Home / General / Does Hillary Clinton Need More Republican Daddies In Her Administration? (SPOILER: LOL No.)

Does Hillary Clinton Need More Republican Daddies In Her Administration? (SPOILER: LOL No.)



In addition to whatever else the state can prove, Ben Wittes’s call for a government of national unity was guilty of bad timing:

On a practical level, a government of national unity means on Clinton’s side putting more than the expected number of Republicans in her cabinet and, on the Republican side, a willingness to serve in that cabinet. An astonishing number of Republican former senior officials of the top notch have very publicly joined this coalition. Some have done so by endorsing Clinton. Some have done so by resisting the pressure to back their own party’s ticket. The more Clinton can engage these democratic elements of the Right, the better. This should be easy in the national security field, where the differences between the responsible elements of the parties just isn’t that great. But it should be the ambition across the board.

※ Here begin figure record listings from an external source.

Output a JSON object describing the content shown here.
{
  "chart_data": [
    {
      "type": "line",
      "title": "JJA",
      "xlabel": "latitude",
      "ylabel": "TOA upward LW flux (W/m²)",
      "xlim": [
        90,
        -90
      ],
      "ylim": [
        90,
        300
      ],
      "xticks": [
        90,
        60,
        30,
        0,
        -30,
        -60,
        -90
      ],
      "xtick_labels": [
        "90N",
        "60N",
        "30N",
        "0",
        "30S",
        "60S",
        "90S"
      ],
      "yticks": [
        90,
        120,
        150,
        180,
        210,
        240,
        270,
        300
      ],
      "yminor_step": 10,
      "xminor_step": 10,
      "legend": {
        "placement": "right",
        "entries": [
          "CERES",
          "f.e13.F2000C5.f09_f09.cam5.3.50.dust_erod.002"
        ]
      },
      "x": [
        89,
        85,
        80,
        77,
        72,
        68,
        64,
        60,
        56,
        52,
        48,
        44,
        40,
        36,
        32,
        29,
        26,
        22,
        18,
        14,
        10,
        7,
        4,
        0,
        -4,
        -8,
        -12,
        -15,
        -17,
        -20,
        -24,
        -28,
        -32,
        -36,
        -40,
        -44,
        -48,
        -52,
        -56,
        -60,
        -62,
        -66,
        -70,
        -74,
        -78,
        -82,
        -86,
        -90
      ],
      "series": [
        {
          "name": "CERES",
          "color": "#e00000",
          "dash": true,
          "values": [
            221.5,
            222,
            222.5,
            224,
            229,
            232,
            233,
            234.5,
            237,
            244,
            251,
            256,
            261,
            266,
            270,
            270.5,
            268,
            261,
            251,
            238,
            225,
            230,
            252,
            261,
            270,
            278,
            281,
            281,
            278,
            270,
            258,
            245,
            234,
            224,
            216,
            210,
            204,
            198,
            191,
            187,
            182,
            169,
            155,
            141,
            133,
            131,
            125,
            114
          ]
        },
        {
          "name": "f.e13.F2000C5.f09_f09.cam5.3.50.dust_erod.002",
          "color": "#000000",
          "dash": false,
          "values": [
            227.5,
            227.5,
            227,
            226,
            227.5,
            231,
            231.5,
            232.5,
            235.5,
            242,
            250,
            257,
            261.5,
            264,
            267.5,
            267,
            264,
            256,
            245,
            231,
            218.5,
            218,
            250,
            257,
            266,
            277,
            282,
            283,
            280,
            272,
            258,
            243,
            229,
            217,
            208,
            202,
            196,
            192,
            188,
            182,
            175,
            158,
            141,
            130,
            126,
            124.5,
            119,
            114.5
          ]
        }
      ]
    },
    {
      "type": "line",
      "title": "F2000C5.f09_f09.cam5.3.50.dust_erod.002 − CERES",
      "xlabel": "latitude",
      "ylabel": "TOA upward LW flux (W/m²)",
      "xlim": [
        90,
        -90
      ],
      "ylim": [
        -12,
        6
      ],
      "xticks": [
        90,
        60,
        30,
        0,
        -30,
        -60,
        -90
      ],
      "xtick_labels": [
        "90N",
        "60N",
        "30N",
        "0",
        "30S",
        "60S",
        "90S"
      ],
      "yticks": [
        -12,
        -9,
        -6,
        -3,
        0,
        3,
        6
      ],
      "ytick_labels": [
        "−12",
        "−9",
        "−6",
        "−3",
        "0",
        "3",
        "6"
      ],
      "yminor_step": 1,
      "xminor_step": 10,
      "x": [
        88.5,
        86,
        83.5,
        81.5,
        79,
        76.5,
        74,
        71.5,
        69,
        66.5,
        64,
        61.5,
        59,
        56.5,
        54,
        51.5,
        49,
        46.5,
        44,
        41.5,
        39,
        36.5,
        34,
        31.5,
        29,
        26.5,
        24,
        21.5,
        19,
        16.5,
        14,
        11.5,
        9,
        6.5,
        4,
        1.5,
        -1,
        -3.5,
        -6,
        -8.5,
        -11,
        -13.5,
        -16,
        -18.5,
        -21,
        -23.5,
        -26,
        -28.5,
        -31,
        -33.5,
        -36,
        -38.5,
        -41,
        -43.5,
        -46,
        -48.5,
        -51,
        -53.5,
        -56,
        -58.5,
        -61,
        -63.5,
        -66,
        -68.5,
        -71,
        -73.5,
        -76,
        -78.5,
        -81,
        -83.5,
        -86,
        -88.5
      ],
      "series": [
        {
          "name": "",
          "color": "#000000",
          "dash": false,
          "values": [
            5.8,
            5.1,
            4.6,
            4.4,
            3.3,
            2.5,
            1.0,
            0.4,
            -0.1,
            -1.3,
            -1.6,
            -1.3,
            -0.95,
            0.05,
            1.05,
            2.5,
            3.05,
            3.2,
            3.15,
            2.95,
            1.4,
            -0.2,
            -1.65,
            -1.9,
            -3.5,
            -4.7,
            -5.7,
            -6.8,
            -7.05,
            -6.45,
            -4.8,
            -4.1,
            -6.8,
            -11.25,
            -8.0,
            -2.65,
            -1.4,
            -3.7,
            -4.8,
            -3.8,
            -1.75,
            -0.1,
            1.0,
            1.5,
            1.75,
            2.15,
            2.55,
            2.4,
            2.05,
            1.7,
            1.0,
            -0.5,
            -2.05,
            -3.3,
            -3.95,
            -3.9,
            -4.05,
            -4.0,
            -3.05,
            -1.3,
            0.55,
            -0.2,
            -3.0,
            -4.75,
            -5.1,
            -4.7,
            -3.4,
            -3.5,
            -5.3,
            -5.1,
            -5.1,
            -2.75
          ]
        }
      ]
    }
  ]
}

Mr. Comey has, at least, done us the favor of providing dispositive evidence that the idea that Hillary Clinton can unilaterally create bipartisanship or that a Democratic president can earn points with Republicans by appointing Republicans to important executive branch jobs is to enter a land of fantasia. But, really, this should have been obvious before Comley’s procedurally and substantively indefensible intervention into the election. As Wittes half-admits while arguing that Clinton should re-nominate him anyway, Merrick Garland is another example of how pre-compromising doesn’t accomplish anything. Whatever the merits of bipartisan cooperation, that ship has left the port and been around the world a dozen times. It’s over. The fact that a small minority of Republican elites oppose Trump doesn’t mean they support Clinton.

Before the Comey scandal broke, Mark Tushnet raised another obvious point:

How might that happen? Well, in part by what I called gestures of reconciliation by Republicans in the Senate and the House. As to the Senate: Assume, as I do, that a President-elect Clinton sends a clear signal that she’s OK with Merrick Garland as a Supreme Court nominee. Senate Republicans could move forward with his confirmation immediately after receiving that signal, by scheduling a pro forma hearing and an immediate vote on the nomination. I suspect that there’s more that they could — and should — do to signal good faith in pursuing a government of national unity.

As to the House: I’ve suggested the possibility that there might be cross-party voting for the Speaker of the House — either (I assume) Paul Ryan soliciting votes from Democrats by proposing a formal power-sharing arrangement, knowing that he would lose votes from Republicans (and completely dash his hopes, if he has them, of being the Republican nominee for President in 2020) or, more interesting, Nancy Pelosi soliciting votes from Republicans by proposing a similar, though of course substantively different, power-sharing arrangement. I’m been persuaded that the structure of American politics makes such formal arrangements impossible.

But, without participation by the House and Senate, we wouldn’t have a real government of national unity. We’d have a government in which the President tries to govern from the middle out, and in which the Senate and or House continues to obstruct that effort.

We can discuss a government of national unity as soon Paul Ryan gives significant power to House Democrats and…OK, we can stop right here. I mean, really.